Ceylon Tee ist nach dem alten Namen des Inselstaates Sri Lanka benannt, wo dieser Tee kultiviert und verarbeitet wird. Er gilt als der Inbegriff der britischen Teekultur und dient für fast alle aus England stammenden Teemischungen als Grundzutat. Sein unverwechselbares Aroma und seine intensive Farbe machen ihn zu einer der beliebtesten Teesorten auf der ganzen Welt. Auch viele Menschen, die das Land, aus dem er kommt nicht kennen, haben diesen belebenden Tee schon getrunken. Ceylon Tee hat allgemein den Ruf, eine der ältesten und bekanntesten Sorten unter den Schwarztees zu sein. Tatsächlich ist die Teeproduktion Sri Lankas verglichen mit anderen Ländern jedoch relativ jung und entstand nur aus einer Notlage heraus. Trotzdem hat Ceylon Tee in der Geschichte des Tees einen wichtigen Stellenwert eingenommen, führte er doch zur Gründung des weltberühmten Teeimperiums Lipton und verhalf dem Land seiner Herkunft, sich zu einem der weltweit führenden Teeproduzenten zu entwickeln.
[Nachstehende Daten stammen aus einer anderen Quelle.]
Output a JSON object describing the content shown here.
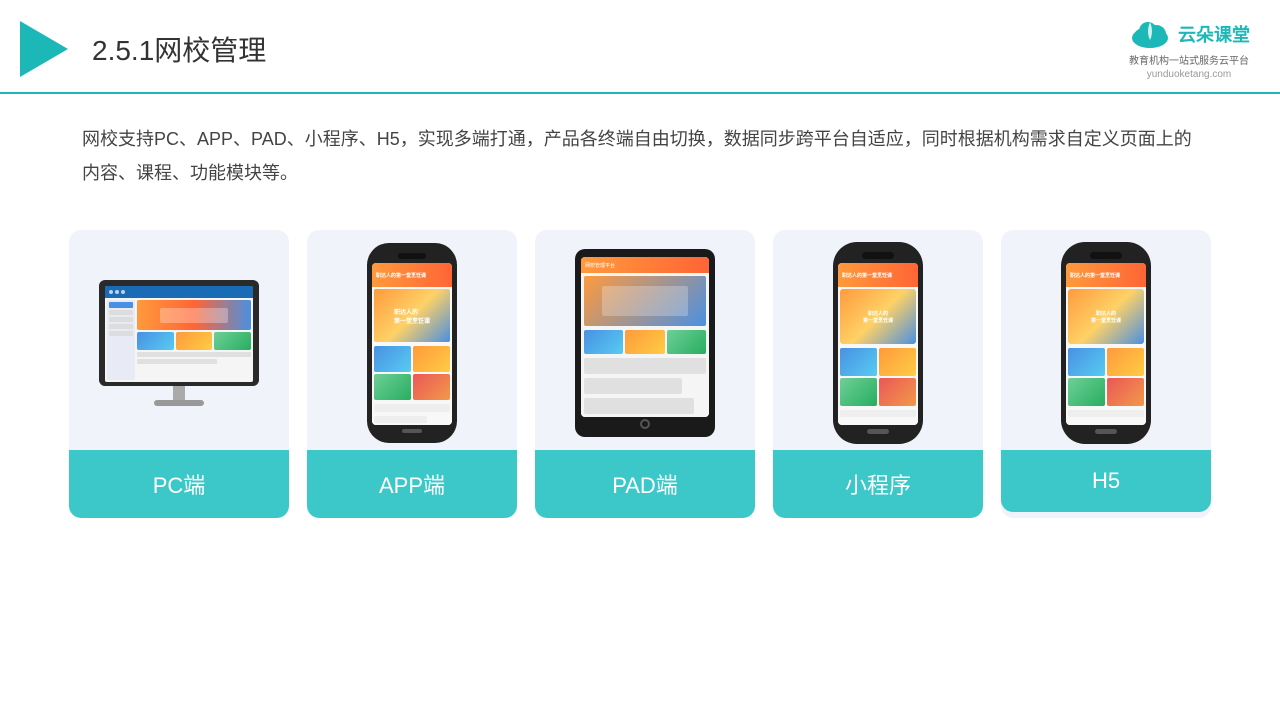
{
  "header": {
    "title_num": "2.5.1",
    "title_text": "网校管理",
    "brand_name": "云朵课堂",
    "brand_url": "yunduoketang.com",
    "brand_slogan": "教育机构一站式服务云平台"
  },
  "description": {
    "text": "网校支持PC、APP、PAD、小程序、H5，实现多端打通，产品各终端自由切换，数据同步跨平台自适应，同时根据机构需求自定义页面上的内容、课程、功能模块等。"
  },
  "cards": [
    {
      "id": "pc",
      "label": "PC端"
    },
    {
      "id": "app",
      "label": "APP端"
    },
    {
      "id": "pad",
      "label": "PAD端"
    },
    {
      "id": "mini",
      "label": "小程序"
    },
    {
      "id": "h5",
      "label": "H5"
    }
  ],
  "colors": {
    "accent": "#1cb8b8",
    "card_bg": "#eef2fa",
    "label_bg": "#3cc8c8"
  }
}
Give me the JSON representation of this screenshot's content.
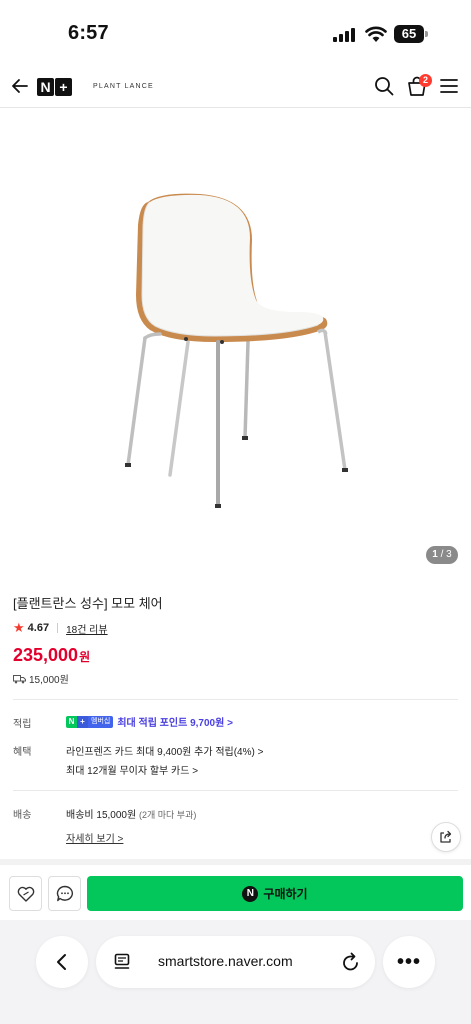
{
  "status_bar": {
    "time": "6:57",
    "battery": "65"
  },
  "header": {
    "logo": "N+",
    "brand": "PLANT LANCE",
    "cart_count": "2",
    "icons": [
      "back-arrow-icon",
      "search-icon",
      "cart-icon",
      "menu-icon"
    ]
  },
  "gallery": {
    "current": "1",
    "separator": " / ",
    "total": "3"
  },
  "product": {
    "title": "[플랜트란스 성수] 모모 체어",
    "rating": "4.67",
    "reviews": "18건 리뷰",
    "price": "235,000",
    "price_unit": "원",
    "shipping_fee": "15,000원"
  },
  "benefits": {
    "points_label": "적립",
    "membership_badge": "멤버십",
    "points_text": "최대 적립 포인트 9,700원 >",
    "benefit_label": "혜택",
    "benefit_line1": "라인프렌즈 카드 최대 9,400원 추가 적립(4%) >",
    "benefit_line2": "최대 12개월 무이자 할부 카드 >",
    "delivery_label": "배송",
    "delivery_fee": "배송비 15,000원",
    "delivery_note": "(2개 마다 부과)",
    "details_link": "자세히 보기 >"
  },
  "actions": {
    "buy_label": "구매하기"
  },
  "browser": {
    "url": "smartstore.naver.com"
  },
  "colors": {
    "accent_green": "#03c75a",
    "price_red": "#e3002d",
    "points_purple": "#4a3fe0",
    "star": "#f33b2d"
  }
}
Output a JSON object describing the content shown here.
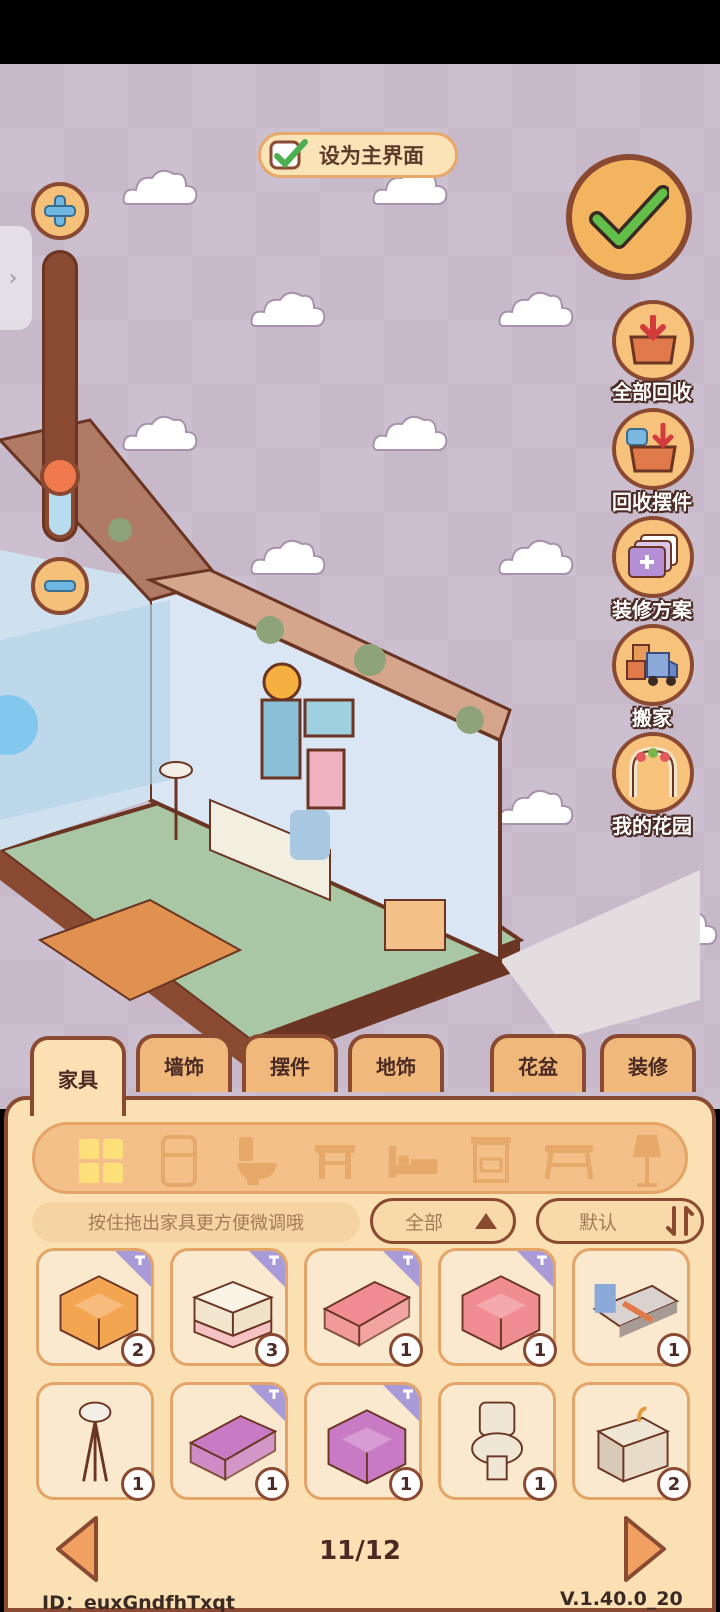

Der Inselstaat Ceylon – Vom Kaffee zum Teeanbau

Ceylon, wie Sri Lanka bis zum Jahr 1972 hieß, galt als Kolonie Großbritanniens lange Zeit als die „Kaffee-Insel“ und das wichtigste Land für die Produktion der heißbegehrten Bohnen. Riesige Monokulturen auf der Insel prägten die Landschaft des damals als Ceylon bekannten Landes. Im Jahr 1867 musste fast die gesamte Kaffee-Produktion in Ceylon eingestellt werden, da die Rostpilzseuche die Kaffeepflanzen zur Gänze vernichtete. Um den Verlust auszugleichen, suchten die Kolonialherren und Bauern nach neuen Möglichkeiten der landwirtschaftlichen Nutzung. Dem Pioniergeist des britischen Teepflanzers James Taylor ist es zu verdanken, dass in Ceylon aus einer Notlage heraus die Teeproduktion begann und diese sich innerhalb weniger Jahrzehnte zu einer bedeutenden und höchst lukrativen Einnahmequelle für die Kolonialmacht des Vereinten Britischen Königreichs entwickelte.

Der im Jahr 1835 im schottischen Kincardineshire in ärmliche Verhältnisse hineingeborene James Taylor kam 1852 nach Ceylon und ließ sich dort auf dem Anwesen von Loolecondera nieder. Im Jahr 1866 unternahm er von Ceylon aus eine Reise nach Indien, wo er die Grundkenntnisse über das Anlegen von Teeplantagen sowie die Kultur und Verarbeitung von Teepflanzen erwarb. Als er im Jahr 1867 in seine neue Heimat Ceylon zurückkehrte, begann er sogleich damit, auf dem Landstrich um Loolecondera 77 000 Quadratmeter Wald zu roden und Teesamen auf dem heute als „Field No. 7“ bekannten Gebiet anzupflanzen. 1972 ließ er auf dem Anwesen, auf dem er lebte, eine Fabrik bauen, die für die Weiterverarbeitung und Verpackung der Teeblätter voll ausgestattet war. Auch eine eigens von James Taylor erfundene und entwickelte Maschine, mit der die Teeblätter auf effiziente Art gerollt werden konnten, wurde in seiner modernen Fabrik betrieben. Bereits 1875 wurde die erste große Ladung Ceylon Tee von Taylors Plantagen nach London verschifft. In der Zeit, in der der Teepionier in Loolecondera lebte, stieg der Export von Tee von anfänglichen 23 Pfund auf 81 Tonnen im Jahr. Im Jahr 1890 waren von der Insel bereits 22 900 Tonnen Ceylon Tee nach Europa verschifft worden.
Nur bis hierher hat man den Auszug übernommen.